A horrific, silent scream echoed in Leo's mind as the potent Skitterer acid splashed across the Stalk-Weaver's shadowy body. Its form, which had seemed ethereal and ghost-like, began to sizzle and dissolve. It thrashed wildly, its crystalline legs shattering against the walls.

But it wasn't dead. Injured and furious, it abandoned the web and began scrambling up the wall, straight towards their position.

"It's coming!" Evelyn shrieked.

Leo was already moving. "The first bomb!"

He pulled the cable again, hand over hand, hauling it up with frantic strength. The first jug, still intact and attached to a tattered piece of webbing, came flying up the stairwell shaft.

The charging Stalk-Weaver, blinded by pain and rage, met the bomb halfway.

Leo didn't wait for it to hit. He let go of the cable and slammed the heavy steel door shut just as the sound of the second impact and the splash of acid echoed from the other side. A furious, inhuman screech of agony tore through the thick metal, followed by a violent thrashing that dented the door inward. Then, silence.

Leo and Evelyn stood in the red gloom, their chests heaving, their ears ringing.

After a long moment, Leo slowly opened the door a crack. The foul smell of dissolved alien flesh and melted concrete washed over them. The Glimmerweb was gone. Drips of acid had eaten holes straight through several steps. And crumpled on the landing below, the half-dissolved corpse of the Stalk-Weaver lay smoking.

[You have killed Lvl 5 Stalk-Weaver!]

[Massive XP Bonus awarded for unconventional kill and environmental destruction!]

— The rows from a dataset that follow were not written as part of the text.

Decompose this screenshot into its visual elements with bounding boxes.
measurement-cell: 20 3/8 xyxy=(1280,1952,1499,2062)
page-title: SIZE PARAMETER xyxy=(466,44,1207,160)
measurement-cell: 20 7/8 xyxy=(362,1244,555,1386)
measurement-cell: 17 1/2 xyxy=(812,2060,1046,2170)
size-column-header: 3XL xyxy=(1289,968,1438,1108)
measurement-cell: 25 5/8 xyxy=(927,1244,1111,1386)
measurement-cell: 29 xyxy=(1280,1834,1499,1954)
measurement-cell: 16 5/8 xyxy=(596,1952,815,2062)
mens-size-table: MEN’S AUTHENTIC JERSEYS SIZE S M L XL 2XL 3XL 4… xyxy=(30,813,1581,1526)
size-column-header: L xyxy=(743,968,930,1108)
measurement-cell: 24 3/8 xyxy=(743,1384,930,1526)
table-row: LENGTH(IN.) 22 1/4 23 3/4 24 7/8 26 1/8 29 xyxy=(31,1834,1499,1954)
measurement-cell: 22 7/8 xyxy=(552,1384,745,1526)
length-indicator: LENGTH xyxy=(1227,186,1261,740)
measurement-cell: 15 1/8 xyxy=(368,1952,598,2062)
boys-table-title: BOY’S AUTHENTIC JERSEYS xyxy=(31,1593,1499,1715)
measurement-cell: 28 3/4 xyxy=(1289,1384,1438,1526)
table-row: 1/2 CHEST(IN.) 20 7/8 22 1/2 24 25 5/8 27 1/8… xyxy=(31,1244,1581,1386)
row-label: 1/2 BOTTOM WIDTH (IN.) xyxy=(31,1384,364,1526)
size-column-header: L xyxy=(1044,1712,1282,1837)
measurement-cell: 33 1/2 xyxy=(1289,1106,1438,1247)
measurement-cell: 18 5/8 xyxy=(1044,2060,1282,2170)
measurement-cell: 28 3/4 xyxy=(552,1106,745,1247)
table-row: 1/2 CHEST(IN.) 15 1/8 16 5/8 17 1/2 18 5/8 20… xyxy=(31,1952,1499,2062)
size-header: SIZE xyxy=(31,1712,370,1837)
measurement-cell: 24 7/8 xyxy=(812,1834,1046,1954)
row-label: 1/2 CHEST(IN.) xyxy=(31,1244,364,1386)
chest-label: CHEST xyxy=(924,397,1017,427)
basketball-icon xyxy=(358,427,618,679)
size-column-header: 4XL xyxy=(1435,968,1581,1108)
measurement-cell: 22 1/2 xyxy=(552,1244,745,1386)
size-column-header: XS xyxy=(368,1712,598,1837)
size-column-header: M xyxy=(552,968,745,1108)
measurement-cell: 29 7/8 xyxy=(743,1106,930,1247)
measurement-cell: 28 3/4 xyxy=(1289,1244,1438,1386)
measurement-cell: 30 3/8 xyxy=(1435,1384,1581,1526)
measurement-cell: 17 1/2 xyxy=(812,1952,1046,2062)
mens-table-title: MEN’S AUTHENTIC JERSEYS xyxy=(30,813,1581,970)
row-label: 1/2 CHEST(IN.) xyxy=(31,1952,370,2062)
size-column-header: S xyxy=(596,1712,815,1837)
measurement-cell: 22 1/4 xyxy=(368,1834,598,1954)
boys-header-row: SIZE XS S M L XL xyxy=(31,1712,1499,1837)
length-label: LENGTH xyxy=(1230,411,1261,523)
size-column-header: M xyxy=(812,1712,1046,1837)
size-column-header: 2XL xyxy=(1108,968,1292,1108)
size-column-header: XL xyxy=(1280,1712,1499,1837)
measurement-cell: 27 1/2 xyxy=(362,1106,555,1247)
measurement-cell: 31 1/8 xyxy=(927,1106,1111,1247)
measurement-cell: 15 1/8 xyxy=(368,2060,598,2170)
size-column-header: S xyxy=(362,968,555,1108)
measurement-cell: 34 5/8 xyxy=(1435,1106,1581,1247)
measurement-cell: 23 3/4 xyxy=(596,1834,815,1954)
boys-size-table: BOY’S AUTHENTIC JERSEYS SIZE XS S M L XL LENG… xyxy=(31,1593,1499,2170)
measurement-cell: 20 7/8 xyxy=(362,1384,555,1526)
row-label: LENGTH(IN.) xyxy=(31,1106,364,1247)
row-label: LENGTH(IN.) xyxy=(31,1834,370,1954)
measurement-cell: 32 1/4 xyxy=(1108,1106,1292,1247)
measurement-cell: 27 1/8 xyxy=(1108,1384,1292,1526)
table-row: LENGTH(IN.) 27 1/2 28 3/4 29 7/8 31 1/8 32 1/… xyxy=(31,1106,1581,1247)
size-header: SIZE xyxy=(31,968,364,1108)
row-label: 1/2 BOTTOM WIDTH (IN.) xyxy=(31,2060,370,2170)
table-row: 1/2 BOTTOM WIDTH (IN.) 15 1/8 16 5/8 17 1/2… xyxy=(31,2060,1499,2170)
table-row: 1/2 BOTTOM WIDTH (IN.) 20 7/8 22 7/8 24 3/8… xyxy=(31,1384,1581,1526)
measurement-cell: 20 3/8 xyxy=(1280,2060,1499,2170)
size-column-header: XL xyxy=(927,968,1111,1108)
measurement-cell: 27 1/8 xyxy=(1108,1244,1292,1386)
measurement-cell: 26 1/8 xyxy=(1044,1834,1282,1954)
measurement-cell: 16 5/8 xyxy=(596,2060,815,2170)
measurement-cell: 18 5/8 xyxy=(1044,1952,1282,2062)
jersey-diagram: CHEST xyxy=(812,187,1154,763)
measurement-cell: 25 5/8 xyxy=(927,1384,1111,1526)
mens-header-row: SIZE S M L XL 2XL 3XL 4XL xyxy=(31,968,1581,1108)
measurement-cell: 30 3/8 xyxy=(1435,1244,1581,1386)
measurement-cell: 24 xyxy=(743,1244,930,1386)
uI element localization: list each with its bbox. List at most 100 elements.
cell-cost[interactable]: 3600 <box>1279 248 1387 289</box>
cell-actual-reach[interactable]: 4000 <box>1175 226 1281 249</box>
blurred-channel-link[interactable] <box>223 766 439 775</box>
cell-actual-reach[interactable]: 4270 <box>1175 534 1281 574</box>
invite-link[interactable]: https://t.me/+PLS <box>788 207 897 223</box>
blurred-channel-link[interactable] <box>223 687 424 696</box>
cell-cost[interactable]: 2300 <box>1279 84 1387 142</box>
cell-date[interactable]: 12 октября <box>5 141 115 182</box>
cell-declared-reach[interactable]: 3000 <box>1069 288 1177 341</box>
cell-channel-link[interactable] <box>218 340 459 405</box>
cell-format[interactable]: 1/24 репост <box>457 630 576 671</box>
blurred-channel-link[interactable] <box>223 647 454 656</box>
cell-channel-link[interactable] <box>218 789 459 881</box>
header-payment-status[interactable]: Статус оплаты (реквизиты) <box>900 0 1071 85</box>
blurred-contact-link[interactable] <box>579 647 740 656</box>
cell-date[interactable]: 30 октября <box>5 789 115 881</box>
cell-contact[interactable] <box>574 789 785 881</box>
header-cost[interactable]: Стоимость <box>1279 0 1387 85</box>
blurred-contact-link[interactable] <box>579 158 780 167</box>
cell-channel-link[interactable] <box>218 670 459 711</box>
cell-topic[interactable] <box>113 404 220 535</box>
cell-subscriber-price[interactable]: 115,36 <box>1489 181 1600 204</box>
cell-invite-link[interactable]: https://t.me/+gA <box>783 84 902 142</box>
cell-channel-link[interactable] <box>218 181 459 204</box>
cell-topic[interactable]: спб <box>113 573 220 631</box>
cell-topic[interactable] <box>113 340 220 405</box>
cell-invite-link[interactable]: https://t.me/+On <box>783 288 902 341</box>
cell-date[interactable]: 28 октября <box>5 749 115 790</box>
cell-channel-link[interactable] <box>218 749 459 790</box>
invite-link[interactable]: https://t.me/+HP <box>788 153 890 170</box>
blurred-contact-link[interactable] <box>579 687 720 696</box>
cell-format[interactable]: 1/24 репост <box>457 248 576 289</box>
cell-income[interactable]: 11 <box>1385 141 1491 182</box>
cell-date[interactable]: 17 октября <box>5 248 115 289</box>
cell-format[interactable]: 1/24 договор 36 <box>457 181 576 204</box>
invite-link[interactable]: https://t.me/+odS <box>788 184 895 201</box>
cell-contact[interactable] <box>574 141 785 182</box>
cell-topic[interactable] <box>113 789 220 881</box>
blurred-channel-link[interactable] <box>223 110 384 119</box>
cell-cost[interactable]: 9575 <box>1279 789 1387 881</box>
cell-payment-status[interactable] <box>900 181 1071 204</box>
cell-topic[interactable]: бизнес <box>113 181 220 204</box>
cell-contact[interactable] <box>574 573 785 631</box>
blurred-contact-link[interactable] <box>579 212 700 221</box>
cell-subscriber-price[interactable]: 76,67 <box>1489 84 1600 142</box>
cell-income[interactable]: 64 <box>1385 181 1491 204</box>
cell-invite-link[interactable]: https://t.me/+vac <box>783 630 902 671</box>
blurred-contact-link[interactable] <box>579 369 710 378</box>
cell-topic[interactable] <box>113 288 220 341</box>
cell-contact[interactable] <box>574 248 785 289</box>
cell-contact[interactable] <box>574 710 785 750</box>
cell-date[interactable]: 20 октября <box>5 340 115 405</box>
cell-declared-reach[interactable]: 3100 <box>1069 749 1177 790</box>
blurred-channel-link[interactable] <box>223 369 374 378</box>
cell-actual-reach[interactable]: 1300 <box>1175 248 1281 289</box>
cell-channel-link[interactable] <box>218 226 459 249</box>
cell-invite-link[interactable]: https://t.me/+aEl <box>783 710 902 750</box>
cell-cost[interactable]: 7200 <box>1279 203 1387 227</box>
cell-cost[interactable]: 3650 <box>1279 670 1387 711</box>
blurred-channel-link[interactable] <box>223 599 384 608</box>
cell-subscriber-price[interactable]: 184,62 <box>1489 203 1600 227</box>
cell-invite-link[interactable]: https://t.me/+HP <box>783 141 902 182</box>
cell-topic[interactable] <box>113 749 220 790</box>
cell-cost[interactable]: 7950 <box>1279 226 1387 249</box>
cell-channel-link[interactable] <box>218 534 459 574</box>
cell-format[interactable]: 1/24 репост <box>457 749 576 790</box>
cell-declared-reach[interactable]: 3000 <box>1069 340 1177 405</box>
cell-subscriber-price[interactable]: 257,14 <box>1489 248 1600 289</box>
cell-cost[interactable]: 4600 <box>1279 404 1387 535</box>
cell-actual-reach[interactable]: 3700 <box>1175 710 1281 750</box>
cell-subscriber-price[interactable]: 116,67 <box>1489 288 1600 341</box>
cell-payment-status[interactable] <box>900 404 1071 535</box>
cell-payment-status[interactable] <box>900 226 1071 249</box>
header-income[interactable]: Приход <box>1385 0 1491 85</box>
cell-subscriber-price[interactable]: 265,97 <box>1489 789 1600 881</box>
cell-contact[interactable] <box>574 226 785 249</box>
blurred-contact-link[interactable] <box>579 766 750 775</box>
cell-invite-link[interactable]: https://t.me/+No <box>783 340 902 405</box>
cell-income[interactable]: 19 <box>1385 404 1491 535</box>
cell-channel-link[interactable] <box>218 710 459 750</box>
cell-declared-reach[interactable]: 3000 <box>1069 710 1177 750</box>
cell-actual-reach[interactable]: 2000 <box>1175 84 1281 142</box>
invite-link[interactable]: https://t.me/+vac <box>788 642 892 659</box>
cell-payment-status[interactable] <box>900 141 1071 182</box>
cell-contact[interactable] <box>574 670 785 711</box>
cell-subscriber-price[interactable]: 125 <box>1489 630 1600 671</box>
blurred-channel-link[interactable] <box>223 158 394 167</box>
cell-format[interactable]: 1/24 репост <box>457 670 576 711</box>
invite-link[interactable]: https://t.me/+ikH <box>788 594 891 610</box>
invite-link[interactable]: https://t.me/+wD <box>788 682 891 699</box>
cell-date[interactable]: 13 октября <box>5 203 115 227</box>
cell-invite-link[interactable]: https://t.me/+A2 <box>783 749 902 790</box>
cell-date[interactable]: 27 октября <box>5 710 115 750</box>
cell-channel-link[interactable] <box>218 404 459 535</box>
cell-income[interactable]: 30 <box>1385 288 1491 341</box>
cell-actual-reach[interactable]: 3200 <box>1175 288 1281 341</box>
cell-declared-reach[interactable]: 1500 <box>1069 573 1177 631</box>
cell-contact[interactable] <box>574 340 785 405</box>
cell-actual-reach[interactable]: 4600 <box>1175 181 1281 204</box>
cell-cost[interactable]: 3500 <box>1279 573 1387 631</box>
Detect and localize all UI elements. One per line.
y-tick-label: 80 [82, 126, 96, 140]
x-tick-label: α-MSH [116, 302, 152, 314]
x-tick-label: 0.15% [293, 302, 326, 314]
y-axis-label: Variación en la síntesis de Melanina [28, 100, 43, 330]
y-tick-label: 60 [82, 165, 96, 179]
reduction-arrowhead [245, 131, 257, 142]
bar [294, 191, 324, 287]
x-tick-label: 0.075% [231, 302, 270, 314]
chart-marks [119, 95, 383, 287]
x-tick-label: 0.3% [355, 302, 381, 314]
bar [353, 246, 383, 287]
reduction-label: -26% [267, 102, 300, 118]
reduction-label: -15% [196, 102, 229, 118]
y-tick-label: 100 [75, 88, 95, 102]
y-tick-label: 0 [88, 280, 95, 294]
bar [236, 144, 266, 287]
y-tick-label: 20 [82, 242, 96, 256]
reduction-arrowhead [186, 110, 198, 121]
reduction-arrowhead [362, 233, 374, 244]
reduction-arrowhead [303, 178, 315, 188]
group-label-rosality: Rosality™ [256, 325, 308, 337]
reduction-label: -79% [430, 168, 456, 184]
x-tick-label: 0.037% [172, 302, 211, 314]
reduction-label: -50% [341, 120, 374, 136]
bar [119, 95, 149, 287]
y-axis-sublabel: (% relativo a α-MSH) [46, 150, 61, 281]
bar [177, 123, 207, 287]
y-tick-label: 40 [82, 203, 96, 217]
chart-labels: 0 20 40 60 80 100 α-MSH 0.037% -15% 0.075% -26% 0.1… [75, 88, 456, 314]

[DING! YOU HAVE LEVELED UP!]

[You are now Level 4.]

[DING! YOU HAVE LEVELED UP!]

[You are now Level 5.]

[You have gained +10 unassigned Stat Points.]

[New Skill unlocked due to Class actions: [Improvise Tool (Lvl 1)]!]

Leo stared at the string of notifications, his mind numb. Two levels. A new skill. He had faced a predator five levels higher than himself and won, not with strength, but with a spray bottle, trash bags, and a couple of water coolers. The Apocalypse gave him the class [Janitor], and he was starting to think it might just be the best class in the world.